Most voters believed closer deserved Cy Young Award

Hoffman, Padres were equally great in 1998

If 1996 was exciting for the Padres, closer Trevor Hoffman and the baseball fans of San Diego, then 1998 was off the charts.

"The 1998 season was the pinnacle," Hoffman said recently while reflecting on his Hall of Fame-worthy career.

"We had so many great players. We were stacked in the outfield, strong at the corners and had a horse behind the plate in Carlos Hernandez. And the starting pitching led by Kevin Brown, Andy Ashby and Joey Hamilton, and in the playoffs Sterling Hitchcock, was exceptional.

"Guys were unselfish in the bullpen. We checked our egos at the door. We had a lot of leaders, totally unselfish in their roles like Mark Sweeney. It was a truly great team and season."

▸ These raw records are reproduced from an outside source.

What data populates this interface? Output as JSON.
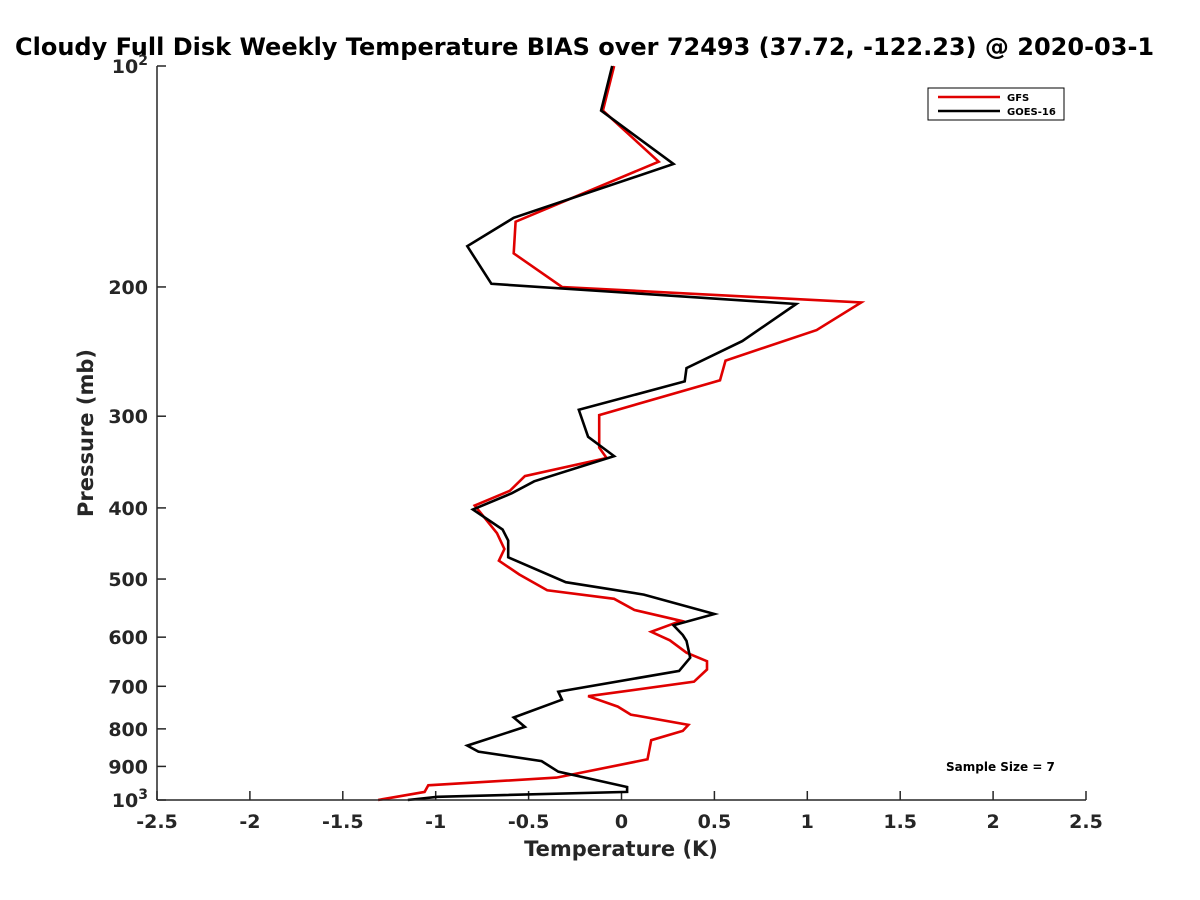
{
  "chart_data": {
    "type": "line",
    "title": "Cloudy Full Disk Weekly Temperature BIAS over 72493 (37.72, -122.23) @ 2020-03-1",
    "xlabel": "Temperature (K)",
    "ylabel": "Pressure (mb)",
    "xlim": [
      -2.5,
      2.5
    ],
    "ylim": [
      1000,
      100
    ],
    "yscale": "log",
    "x_ticks": [
      "-2.5",
      "-2",
      "-1.5",
      "-1",
      "-0.5",
      "0",
      "0.5",
      "1",
      "1.5",
      "2",
      "2.5"
    ],
    "x_tick_values": [
      -2.5,
      -2,
      -1.5,
      -1,
      -0.5,
      0,
      0.5,
      1,
      1.5,
      2,
      2.5
    ],
    "y_ticks": [
      {
        "value": 100,
        "base": "10",
        "exp": "2"
      },
      {
        "value": 200,
        "label": "200"
      },
      {
        "value": 300,
        "label": "300"
      },
      {
        "value": 400,
        "label": "400"
      },
      {
        "value": 500,
        "label": "500"
      },
      {
        "value": 600,
        "label": "600"
      },
      {
        "value": 700,
        "label": "700"
      },
      {
        "value": 800,
        "label": "800"
      },
      {
        "value": 900,
        "label": "900"
      },
      {
        "value": 1000,
        "base": "10",
        "exp": "3"
      }
    ],
    "grid": false,
    "legend_position": "top-right",
    "annotation": "Sample Size = 7",
    "series": [
      {
        "name": "GFS",
        "color": "#e00000",
        "points": [
          [
            -0.04,
            100
          ],
          [
            -0.1,
            115
          ],
          [
            0.2,
            135
          ],
          [
            -0.57,
            163
          ],
          [
            -0.58,
            180
          ],
          [
            -0.32,
            200
          ],
          [
            1.29,
            210
          ],
          [
            1.05,
            229
          ],
          [
            0.56,
            252
          ],
          [
            0.53,
            268
          ],
          [
            -0.12,
            299
          ],
          [
            -0.12,
            331
          ],
          [
            -0.08,
            342
          ],
          [
            -0.52,
            362
          ],
          [
            -0.6,
            379
          ],
          [
            -0.79,
            397
          ],
          [
            -0.67,
            433
          ],
          [
            -0.63,
            455
          ],
          [
            -0.66,
            472
          ],
          [
            -0.55,
            493
          ],
          [
            -0.4,
            518
          ],
          [
            -0.04,
            532
          ],
          [
            0.07,
            551
          ],
          [
            0.32,
            570
          ],
          [
            0.16,
            590
          ],
          [
            0.26,
            606
          ],
          [
            0.35,
            630
          ],
          [
            0.46,
            647
          ],
          [
            0.46,
            664
          ],
          [
            0.39,
            690
          ],
          [
            -0.18,
            722
          ],
          [
            -0.02,
            746
          ],
          [
            0.05,
            765
          ],
          [
            0.36,
            790
          ],
          [
            0.33,
            805
          ],
          [
            0.16,
            829
          ],
          [
            0.14,
            880
          ],
          [
            -0.35,
            932
          ],
          [
            -1.04,
            955
          ],
          [
            -1.06,
            975
          ],
          [
            -1.31,
            1000
          ]
        ]
      },
      {
        "name": "GOES-16",
        "color": "#000000",
        "points": [
          [
            -0.05,
            100
          ],
          [
            -0.11,
            115
          ],
          [
            0.28,
            136
          ],
          [
            -0.58,
            161
          ],
          [
            -0.83,
            176
          ],
          [
            -0.7,
            198
          ],
          [
            0.94,
            211
          ],
          [
            0.65,
            237
          ],
          [
            0.35,
            258
          ],
          [
            0.34,
            269
          ],
          [
            -0.23,
            294
          ],
          [
            -0.18,
            320
          ],
          [
            -0.04,
            340
          ],
          [
            -0.47,
            368
          ],
          [
            -0.59,
            382
          ],
          [
            -0.8,
            402
          ],
          [
            -0.64,
            428
          ],
          [
            -0.61,
            443
          ],
          [
            -0.61,
            467
          ],
          [
            -0.3,
            505
          ],
          [
            0.12,
            525
          ],
          [
            0.5,
            558
          ],
          [
            0.28,
            578
          ],
          [
            0.33,
            596
          ],
          [
            0.35,
            607
          ],
          [
            0.37,
            640
          ],
          [
            0.31,
            667
          ],
          [
            -0.34,
            712
          ],
          [
            -0.32,
            730
          ],
          [
            -0.58,
            772
          ],
          [
            -0.52,
            795
          ],
          [
            -0.83,
            843
          ],
          [
            -0.77,
            859
          ],
          [
            -0.43,
            885
          ],
          [
            -0.34,
            915
          ],
          [
            0.03,
            960
          ],
          [
            0.03,
            975
          ],
          [
            -0.99,
            990
          ],
          [
            -1.15,
            1000
          ]
        ]
      }
    ]
  }
}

The misfortune of those 1998 Padres -- like the 1984 edition against Detroit -- was to run into a team in the World Series that is ranked among the top dozen in the history of the game. Come the World Series, the Padres were swept by the New York Yankees.

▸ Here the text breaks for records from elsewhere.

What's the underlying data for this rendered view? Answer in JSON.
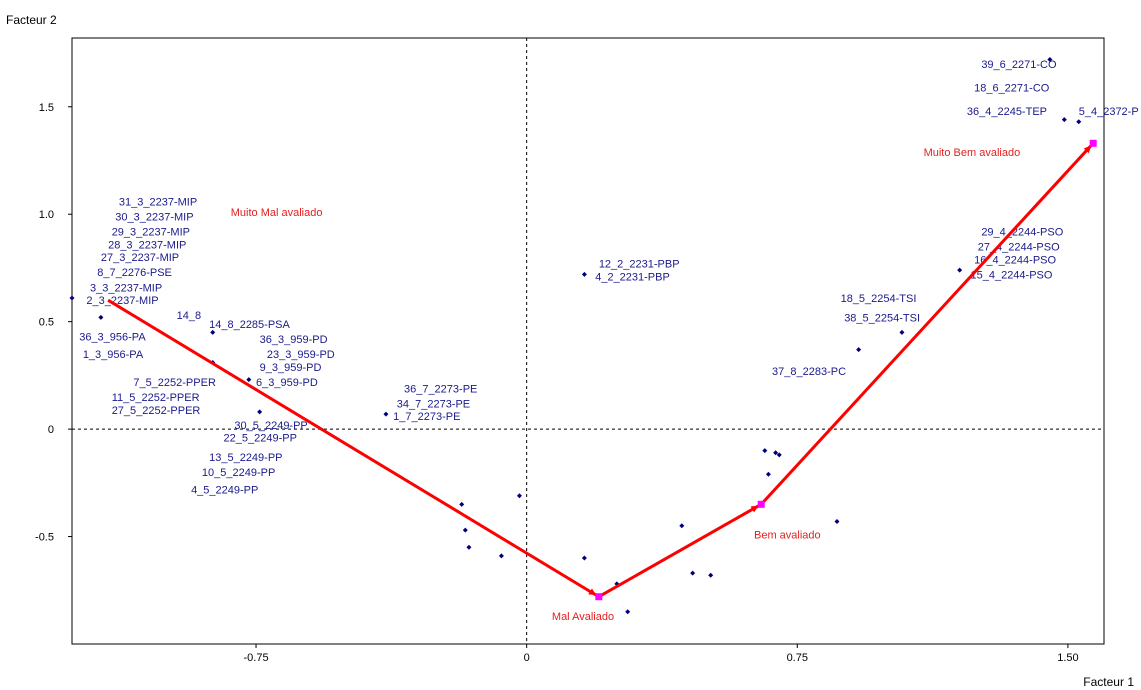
{
  "chart_data": {
    "type": "scatter",
    "xlabel": "Facteur 1",
    "ylabel": "Facteur 2",
    "xlim": [
      -1.26,
      1.6
    ],
    "ylim": [
      -1.0,
      1.82
    ],
    "x_ticks": [
      {
        "value": -0.75,
        "label": "-0.75"
      },
      {
        "value": 0,
        "label": "0"
      },
      {
        "value": 0.75,
        "label": "0.75"
      },
      {
        "value": 1.5,
        "label": "1.50"
      }
    ],
    "y_ticks": [
      {
        "value": -0.5,
        "label": "-0.5"
      },
      {
        "value": 0,
        "label": "0"
      },
      {
        "value": 0.5,
        "label": "0.5"
      },
      {
        "value": 1.0,
        "label": "1.0"
      },
      {
        "value": 1.5,
        "label": "1.5"
      }
    ],
    "colors": {
      "points": "#00007f",
      "labels": "#1a1a8c",
      "trajectory": "#ff0000",
      "markers": "#ff00ff",
      "annotations": "#e62020",
      "frame": "#000000"
    },
    "labels": [
      {
        "text": "39_6_2271-CO",
        "x": 1.26,
        "y": 1.7
      },
      {
        "text": "18_6_2271-CO",
        "x": 1.24,
        "y": 1.59
      },
      {
        "text": "36_4_2245-TEP",
        "x": 1.22,
        "y": 1.48
      },
      {
        "text": "5_4_2372-P",
        "x": 1.53,
        "y": 1.48
      },
      {
        "text": "31_3_2237-MIP",
        "x": -1.13,
        "y": 1.06
      },
      {
        "text": "30_3_2237-MIP",
        "x": -1.14,
        "y": 0.99
      },
      {
        "text": "29_3_2237-MIP",
        "x": -1.15,
        "y": 0.92
      },
      {
        "text": "28_3_2237-MIP",
        "x": -1.16,
        "y": 0.86
      },
      {
        "text": "27_3_2237-MIP",
        "x": -1.18,
        "y": 0.8
      },
      {
        "text": "8_7_2276-PSE",
        "x": -1.19,
        "y": 0.73
      },
      {
        "text": "3_3_2237-MIP",
        "x": -1.21,
        "y": 0.66
      },
      {
        "text": "2_3_2237-MIP",
        "x": -1.22,
        "y": 0.6
      },
      {
        "text": "14_8",
        "x": -0.97,
        "y": 0.53
      },
      {
        "text": "14_8_2285-PSA",
        "x": -0.88,
        "y": 0.49
      },
      {
        "text": "36_3_956-PA",
        "x": -1.24,
        "y": 0.43
      },
      {
        "text": "36_3_959-PD",
        "x": -0.74,
        "y": 0.42
      },
      {
        "text": "1_3_956-PA",
        "x": -1.23,
        "y": 0.35
      },
      {
        "text": "23_3_959-PD",
        "x": -0.72,
        "y": 0.35
      },
      {
        "text": "9_3_959-PD",
        "x": -0.74,
        "y": 0.29
      },
      {
        "text": "7_5_2252-PPER",
        "x": -1.09,
        "y": 0.22
      },
      {
        "text": "6_3_959-PD",
        "x": -0.75,
        "y": 0.22
      },
      {
        "text": "36_7_2273-PE",
        "x": -0.34,
        "y": 0.19
      },
      {
        "text": "11_5_2252-PPER",
        "x": -1.15,
        "y": 0.15
      },
      {
        "text": "34_7_2273-PE",
        "x": -0.36,
        "y": 0.12
      },
      {
        "text": "27_5_2252-PPER",
        "x": -1.15,
        "y": 0.09
      },
      {
        "text": "1_7_2273-PE",
        "x": -0.37,
        "y": 0.06
      },
      {
        "text": "30_5_2249-PP",
        "x": -0.81,
        "y": 0.02
      },
      {
        "text": "22_5_2249-PP",
        "x": -0.84,
        "y": -0.04
      },
      {
        "text": "13_5_2249-PP",
        "x": -0.88,
        "y": -0.13
      },
      {
        "text": "10_5_2249-PP",
        "x": -0.9,
        "y": -0.2
      },
      {
        "text": "4_5_2249-PP",
        "x": -0.93,
        "y": -0.28
      },
      {
        "text": "12_2_2231-PBP",
        "x": 0.2,
        "y": 0.77
      },
      {
        "text": "4_2_2231-PBP",
        "x": 0.19,
        "y": 0.71
      },
      {
        "text": "18_5_2254-TSI",
        "x": 0.87,
        "y": 0.61
      },
      {
        "text": "38_5_2254-TSI",
        "x": 0.88,
        "y": 0.52
      },
      {
        "text": "37_8_2283-PC",
        "x": 0.68,
        "y": 0.27
      },
      {
        "text": "29_4_2244-PSO",
        "x": 1.26,
        "y": 0.92
      },
      {
        "text": "27_4_2244-PSO",
        "x": 1.25,
        "y": 0.85
      },
      {
        "text": "16_4_2244-PSO",
        "x": 1.24,
        "y": 0.79
      },
      {
        "text": "15_4_2244-PSO",
        "x": 1.23,
        "y": 0.72
      }
    ],
    "points": [
      {
        "x": -1.26,
        "y": 0.61
      },
      {
        "x": -1.18,
        "y": 0.52
      },
      {
        "x": -0.87,
        "y": 0.45
      },
      {
        "x": -0.87,
        "y": 0.31
      },
      {
        "x": -0.77,
        "y": 0.23
      },
      {
        "x": -0.74,
        "y": 0.08
      },
      {
        "x": -0.39,
        "y": 0.07
      },
      {
        "x": 0.16,
        "y": 0.72
      },
      {
        "x": 1.45,
        "y": 1.72
      },
      {
        "x": 1.49,
        "y": 1.44
      },
      {
        "x": 1.53,
        "y": 1.43
      },
      {
        "x": 1.2,
        "y": 0.74
      },
      {
        "x": 1.04,
        "y": 0.45
      },
      {
        "x": 0.92,
        "y": 0.37
      },
      {
        "x": -0.02,
        "y": -0.31
      },
      {
        "x": -0.18,
        "y": -0.35
      },
      {
        "x": -0.17,
        "y": -0.47
      },
      {
        "x": -0.16,
        "y": -0.55
      },
      {
        "x": -0.07,
        "y": -0.59
      },
      {
        "x": 0.16,
        "y": -0.6
      },
      {
        "x": 0.25,
        "y": -0.72
      },
      {
        "x": 0.28,
        "y": -0.85
      },
      {
        "x": 0.43,
        "y": -0.45
      },
      {
        "x": 0.46,
        "y": -0.67
      },
      {
        "x": 0.51,
        "y": -0.68
      },
      {
        "x": 0.66,
        "y": -0.1
      },
      {
        "x": 0.69,
        "y": -0.11
      },
      {
        "x": 0.7,
        "y": -0.12
      },
      {
        "x": 0.67,
        "y": -0.21
      },
      {
        "x": 0.65,
        "y": -0.35
      },
      {
        "x": 0.86,
        "y": -0.43
      }
    ],
    "trajectory": [
      {
        "x": -1.16,
        "y": 0.6
      },
      {
        "x": 0.2,
        "y": -0.78
      },
      {
        "x": 0.65,
        "y": -0.35
      },
      {
        "x": 1.57,
        "y": 1.33
      }
    ],
    "annotations": [
      {
        "text": "Muito Mal avaliado",
        "x": -0.82,
        "y": 1.01
      },
      {
        "text": "Mal Avaliado",
        "x": 0.07,
        "y": -0.87
      },
      {
        "text": "Bem avaliado",
        "x": 0.63,
        "y": -0.49
      },
      {
        "text": "Muito Bem avaliado",
        "x": 1.1,
        "y": 1.29
      }
    ]
  }
}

But that didn't diminish at all what the Padres and Hoffman did in 1998.

The Padres set a franchise record with 98 wins and won their third National League West title by 9 1/2 games before defeating Houston and Atlanta en route to their second NL championship.

Left fielder Greg Vaughn -- who had 50 home runs, 119 RBIs and 112 runs scored -- was the only Padre to have a career year offensively in 1998. But every Padre regular had an on-base percentage of over .300.

"We created runs," recalled Hoffman. "We were great at scoring exactly when we needed to score. Like we talked about, everyone was picking up everyone else. I don't think [shortstop] Chris Gomez had a lot of RBIs, but I remember him driving in a lot of game-winning runs. The entire team played that way."

The 1998 Padres won a lot of close games. And close games meant a lot of opportunity for Hoffman, who did have a career year.

Hoffman had 54 save opportunities in 1998. He blew just one. His 53 saves tied the then NL record for saves in a season and was his career high. His 1.48 ERA was also the lowest of his career. Hoffman successfully converted 98.1 percent of his save chances in 1998. The Padres were 62-4 in games he pitched.

Hoffman pitched 73 innings over 66 games in 1998. He allowed 41 hits and 21 walks -- for a 0.849 WHIP -- with 86 strikeouts (or 10.6 per nine innings). Opposing hitters batted .165 against Hoffman. And his ERA in save situations was an incredible 0.49.

Hoffman placed second in the NL Cy Young Award voting for the first of two times in his career (he also placed second in 2006). And most felt he was robbed.

Tom Glavine of the Atlanta Braves won the award. But Hoffman had 13 first-place votes to Glavine's 11. Six voters left Hoffman off their ballots. Hoffman is one of two pitchers in the history of the award to not win the Cy Young after drawing more first-place votes.

In addition to placing second in the Cy Young Award voting, Hoffman was seventh in the NL Most Valuable Player voting.

The night of July 25, 1998, was particularly notable at Qualcomm Stadium. Hoffman's trot from the bullpen was accompanied by AC/DC's "Hell's Bells" for the first time. And on that night, Hoffman successfully converted his 41st straight save to tie a Major League record.

Hoffman struck out Houston's Moises Alou to preserve a 6-5 lead and tie the consecutive saves record. The next night, Alou homered off Hoffman to end the streak.

"That's the beauty of baseball right there," said Hoffman. "You can never get too high. Great checks and balances. It's both exhilarating and humbling. The highs and lows are what makes the game great. At some point, the game brings everyone to their knees."